Ce qui est frappant dans un tel renversement d’alliances, c’est la rapidité avec laquelle Erdogan s’est laissé convaincre de se rapprocher de Poutine et de l’Iran (dont il se méfiait pourtant, il y a encore peu de temps) ; il avait pourtant fait abattre un avion russe et Poutine s’était juré de le lui faire payer très cher. Il n’en fut rien, la raison d’Etat l’a emporté et les deux dirigeants, épaulés par l’Iran ont changé la donne au Proche Orient : la Turquie qui aidait certains rebelles a finement négocié leur exfiltration d’Alep, ce qui fait que les fameux bombardements russes des derniers jours n’ont servi qu’à neutraliser les enragés ou les extrémistes qui savaient ce qui les attendait. Le gros des troupes rebelles avait déjà quitté les lieux en bon ordre, sans être inquiétés. Ce que prévoyait l’accord entre Erdogan et Poutine.
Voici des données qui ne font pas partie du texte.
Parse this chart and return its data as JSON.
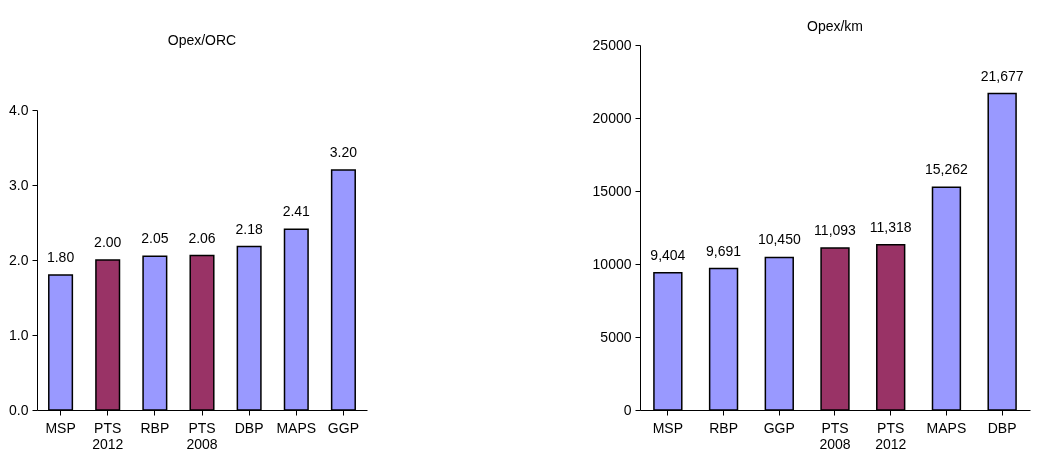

La question qui se pose aujourd’hui est de savoir si Erdogan ne va pas, en fin de compte, laisser s’étioler son adhésion à l’OTAN puisqu’il s’est allié aux puissances qui comptent le plus dans la région… Mais l’autre question qui se pose est la suivante : combien de temps va durer cette alliance contre nature ? Les innombrables attentats terroristes, le meurtre de l’ambassadeur turc à Ankara, la défiance de plus en plus visible de certaines franges de la population montrent que Erdogan ne contrôle pas tout le pays et qu’il y a lieu de redouter un nouveau coup d’état, mieux préparé, ou, à tout le moins, une longue période d’instabilité politique.
Mais Erdogan a aussi pris tout le monde de court en rétablissant au pas de charges des liens avec Israël et hier il a condamné le terrorisme après l’attentat de Jérusalem…
Que doit faire l’Europe ? Que doit faire l’Otan ? Le départ si ardemment souhaité de B. Obama de la Maison Blanche va entièrement changer la donne. Donald Trump ce n’est pas Obama, ce n’est pas François Hollande, ce n’est pas Angela Merkel. Toutes les nominations décidées par le président élu montrent qu’il reste fidèle à ses idées. Gageons qu’il saura s’adresser à son allié turc afin que celui-ci se décide une fois pour toutes : Poutine ou l’Otan ? L’Iran ou l’UE ? Mais sur ce dernier point, les dés sont jetés…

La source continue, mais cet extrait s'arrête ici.